ALBUM REVIEW: Madonna ‘Rebel Heart’

Besi Besemar March 9, 2015

Like Holy Water – the rebel with a heart!

Madonna: Rebel Heart

THE arrival of a new Madonna album still excites editors in charge of column inches even if commercial success is a fraction of the heady days of True Blue and Like A Virgin.

The preamble to this latest offering is unlikely to have been what Team Madonna had planned; 20+ leaked demos from a hacked computer account in Tel Aviv, and a potentially catastrophic yank off a podium at The Brit Awards, but judging from the hastily assembled and predictable headlines the morning after, Madonna is still considered (digital) printing press gold.

This is an album which in CD format alone is released in three distinct versions, standard, deluxe and super-deluxe but judging by the automatic digital track-listing made available in late December it appears the deluxe version is the expected acquisition and that’s the listing we’re examining here.

This is an album in two halves and whilst its production styles may divide critics and fans alike in equal measure, if there is any hype – believe it. This is as relevant a collection as any released this year and without hesitation defines why Madonna was crowned Queen of Pop and continues to raise an eyebrow over a diverse set of recordings which are as challenging, enlightening and uncomfortable as they are inspiring.

Despite an inordinate number of guest producers which has plagued both Minogue and Madonna’s more recent releases, the central powerhouse here is the Grande Madame Ciccone herself.

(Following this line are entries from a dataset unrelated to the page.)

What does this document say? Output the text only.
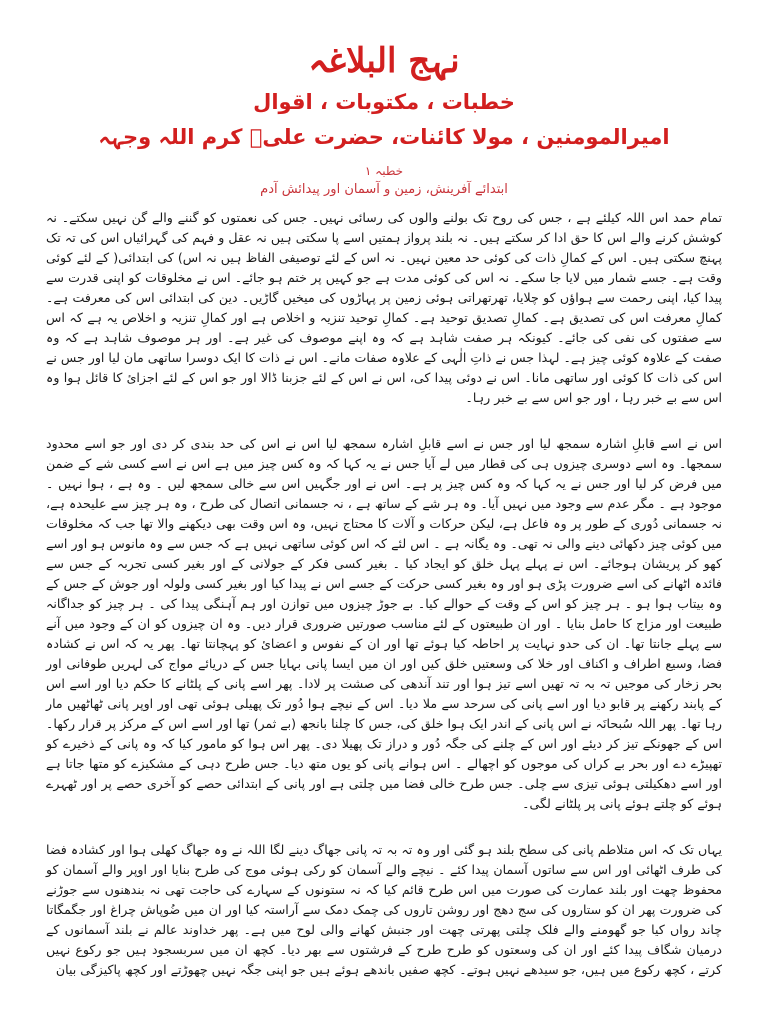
نہج البلاغہ
خطبات ، مکتوبات ، اقوال
امیرالمومنین ، مولا کائنات، حضرت علیؑ کرم اللہ وجہہ
خطبہ ۱
ابتدائے آفرینش، زمین و آسمان اور پیدائش آدم

تمام حمد اس اللہ کیلئے ہے ، جس کی روح تک بولنے والوں کی رسائی نہیں۔ جس کی نعمتوں کو گننے والے گن نہیں سکتے۔ نہ کوشش کرنے والے اس کا حق ادا کر سکتے ہیں۔ نہ بلند پرواز ہمتیں اسے پا سکتی ہیں نہ عقل و فہم کی گہرائیاں اس کی تہ تک پہنچ سکتی ہیں۔ اس کے کمالِ ذات کی کوئی حد معین نہیں۔ نہ اس کے لئے توصیفی الفاظ ہیں نہ اس) کی ابتدائی( کے لئے کوئی وقت ہے۔ جسے شمار میں لایا جا سکے۔ نہ اس کی کوئی مدت ہے جو کہیں پر ختم ہو جائے۔ اس نے مخلوقات کو اپنی قدرت سے پیدا کیا، اپنی رحمت سے ہواؤں کو چلایا، تھرتھراتی ہوئی زمین پر پہاڑوں کی میخیں گاڑیں۔ دین کی ابتدائی اس کی معرفت ہے۔ کمالِ معرفت اس کی تصدیق ہے۔ کمالِ تصدیق توحید ہے۔ کمالِ توحید تنزیہ و اخلاص ہے اور کمالِ تنزیہ و اخلاص یہ ہے کہ اس سے صفتوں کی نفی کی جائے۔ کیونکہ ہر صفت شاہد ہے کہ وہ اپنے موصوف کی غیر ہے۔ اور ہر موصوف شاہد ہے کہ وہ صفت کے علاوہ کوئی چیز ہے۔ لہذا جس نے ذاتِ الٰہی کے علاوہ صفات مانے۔ اس نے ذات کا ایک دوسرا ساتھی مان لیا اور جس نے اس کی ذات کا کوئی اور ساتھی مانا۔ اس نے دوئی پیدا کی، اس نے اس کے لئے جزبنا ڈالا اور جو اس کے لئے اجزائ کا قائل ہوا وہ اس سے بے خبر رہا ، اور جو اس سے بے خبر رہا۔

اس نے اسے قابلِ اشارہ سمجھ لیا اور جس نے اسے قابلِ اشارہ سمجھ لیا اس نے اس کی حد بندی کر دی اور جو اسے محدود سمجھا۔ وہ اسے دوسری چیزوں ہی کی قطار میں لے آیا جس نے یہ کہا کہ وہ کس چیز میں ہے اس نے اسے کسی شے کے ضمن میں فرض کر لیا اور جس نے یہ کہا کہ وہ کس چیز پر ہے۔ اس نے اور جگہیں اس سے خالی سمجھ لیں ۔ وہ ہے ، ہوا نہیں ۔ موجود ہے ۔ مگر عدم سے وجود میں نہیں آیا۔ وہ ہر شے کے ساتھ ہے ، نہ جسمانی اتصال کی طرح ، وہ ہر چیز سے علیحدہ ہے، نہ جسمانی دُوری کے طور پر وہ فاعل ہے، لیکن حرکات و آلات کا محتاج نہیں، وہ اس وقت بھی دیکھنے والا تھا جب کہ مخلوقات میں کوئی چیز دکھائی دینے والی نہ تھی۔ وہ یگانہ ہے ۔ اس لئے کہ اس کوئی ساتھی نہیں ہے کہ جس سے وہ مانوس ہو اور اسے کھو کر پریشان ہوجائے۔ اس نے پہلے پہل خلق کو ایجاد کیا ۔ بغیر کسی فکر کے جولانی کے اور بغیر کسی تجربہ کے جس سے فائدہ اٹھانے کی اسے ضرورت پڑی ہو اور وہ بغیر کسی حرکت کے جسے اس نے پیدا کیا اور بغیر کسی ولولہ اور جوش کے جس کے وہ بیتاب ہوا ہو ۔ ہر چیز کو اس کے وقت کے حوالے کیا۔ بے جوڑ چیزوں میں توازن اور ہم آہنگی پیدا کی ۔ ہر چیز کو جداگانہ طبیعت اور مزاج کا حامل بنایا ۔ اور ان طبیعتوں کے لئے مناسب صورتیں ضروری قرار دیں۔ وہ ان چیزوں کو ان کے وجود میں آنے سے پہلے جانتا تھا۔ ان کی حدو نہایت پر احاطہ کیا ہوئے تھا اور ان کے نفوس و اعضائ کو پہچانتا تھا۔ پھر یہ کہ اس نے کشادہ فضا، وسیع اطراف و اکناف اور خلا کی وسعتیں خلق کیں اور ان میں ایسا پانی بہایا جس کے دریائے مواج کی لہریں طوفانی اور بحر زخار کی موجیں تہ بہ تہ تھیں اسے تیز ہوا اور تند آندھی کی صشت پر لادا۔ پھر اسے پانی کے پلٹانے کا حکم دیا اور اسے اس کے پابند رکھنے پر قابو دیا اور اسے پانی کی سرحد سے ملا دیا۔ اس کے نیچے ہوا دُور تک پھیلی ہوئی تھی اور اوپر پانی ٹھاٹھیں مار رہا تھا۔ پھر اللہ سُبحانَہ نے اس پانی کے اندر ایک ہوا خلق کی، جس کا چلنا بانجھ (بے ثمر) تھا اور اسے اس کے مرکز پر قرار رکھا۔ اس کے جھونکے تیز کر دیئے اور اس کے چلنے کی جگہ دُور و دراز تک پھیلا دی۔ پھر اس ہوا کو مامور کیا کہ وہ پانی کے ذخیرے کو تھپیڑے دے اور بحر بے کراں کی موجوں کو اچھالے ۔ اس ہوانے پانی کو یوں متھ دیا۔ جس طرح دہی کے مشکیزے کو متھا جاتا ہے اور اسے دھکیلتی ہوئی تیزی سے چلی۔ جس طرح خالی فضا میں چلتی ہے اور پانی کے ابتدائی حصے کو آخری حصے پر اور ٹھہرے ہوئے کو چلتے ہوئے پانی پر پلٹانے لگی۔

یہاں تک کہ اس متلاطم پانی کی سطح بلند ہو گئی اور وہ تہ بہ تہ پانی جھاگ دینے لگا اللہ نے وہ جھاگ کھلی ہوا اور کشادہ فضا کی طرف اٹھائی اور اس سے ساتوں آسمان پیدا کئے ۔ نیچے والے آسمان کو رکی ہوئی موج کی طرح بنایا اور اوپر والے آسمان کو محفوظ چھت اور بلند عمارت کی صورت میں اس طرح قائم کیا کہ نہ ستونوں کے سہارے کی حاجت تھی نہ بندھنوں سے جوڑنے کی ضرورت پھر ان کو ستاروں کی سج دھج اور روشن تاروں کی چمک دمک سے آراستہ کیا اور ان میں ضُوپاش چراغ اور جگمگاتا چاند رواں کیا جو گھومنے والے فلک چلتی پھرتی چھت اور جنبش کھانے والی لوح میں ہے۔ پھر خداوند عالم نے بلند آسمانوں کے درمیان شگاف پیدا کئے اور ان کی وسعتوں کو طرح طرح کے فرشتوں سے بھر دیا۔ کچھ ان میں سربسجود ہیں جو رکوع نہیں کرتے ، کچھ رکوع میں ہیں، جو سیدھے نہیں ہوتے۔ کچھ صفیں باندھے ہوئے ہیں جو اپنی جگہ نہیں چھوڑتے اور کچھ پاکیزگی بیان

Much has been said about the pre-releases issued in advance of the final offering and by 9 tracks in and the slightly awkward Iconic you’d be forgiven for thinking you know where all this is going, but HeartBreakCity changes that in production, lyric and performance, our lady Madonna reeling from the lovers first name-checked in Drowned World who are only in it for the fame and fortune coat-tail ride.

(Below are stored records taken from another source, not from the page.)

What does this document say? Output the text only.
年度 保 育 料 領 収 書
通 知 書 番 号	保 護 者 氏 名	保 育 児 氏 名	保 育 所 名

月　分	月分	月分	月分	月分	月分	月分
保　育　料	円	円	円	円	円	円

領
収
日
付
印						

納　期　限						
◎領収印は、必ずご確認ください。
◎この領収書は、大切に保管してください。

Body Shop and its motor vehicle metaphors should have been a disaster and it’s a wonder that as an idea it ever made it into the studio, Natalie Cole having recorded something similar almost 30 years ago (Jump Start My Heart), but a Madonna track has never sounded so vocally innovative and decisive. Similarly Holy Water should induce a slightly embarrassed wince “Bless yourself and genuflect, Jesus loves my pussy best” not to mention a sampling of Vogue, but imbibed with a Madonna wry smile pop music doesn’t get much smarter than this.

Madonna doesn’t take herself anywhere near as seriously as her detractors would have us believe but when she does the effect is epic. Inside Out seduces with a debilitating take off your mask…you’re beautiful when you’re broken down, and both Wash All Over Me and Messiah are loaded with bleak sadness Madonna first exposed us to on Oh Father and The Power of Goodbye, Madonna does sadness better than anyone and Wash haunts with its stark refrain: who am I to decide what should be done? If this is the end then let it come. Just when you’re convinced we’re closing with a trilogy of weepers the title track (which ends the collection here) racks up the tempo with an introduction you’d be forgiven thinking stowed away in a bunk from Tracy Chapman’s first album and a lyric to match: I barely made it out alive, but through the darkness somehow I survived.

Rebel Heart as a song in little over three minutes bites with a spot on analysis of everything we have ever loved or hated about our superstar Hell Yeah, this is me and I’m right where I’m supposed to be.

That is because Bitch, you’re Madonna, and along with Like A Prayer and Ray of Light this album should be in everyone’s collection. Buy it.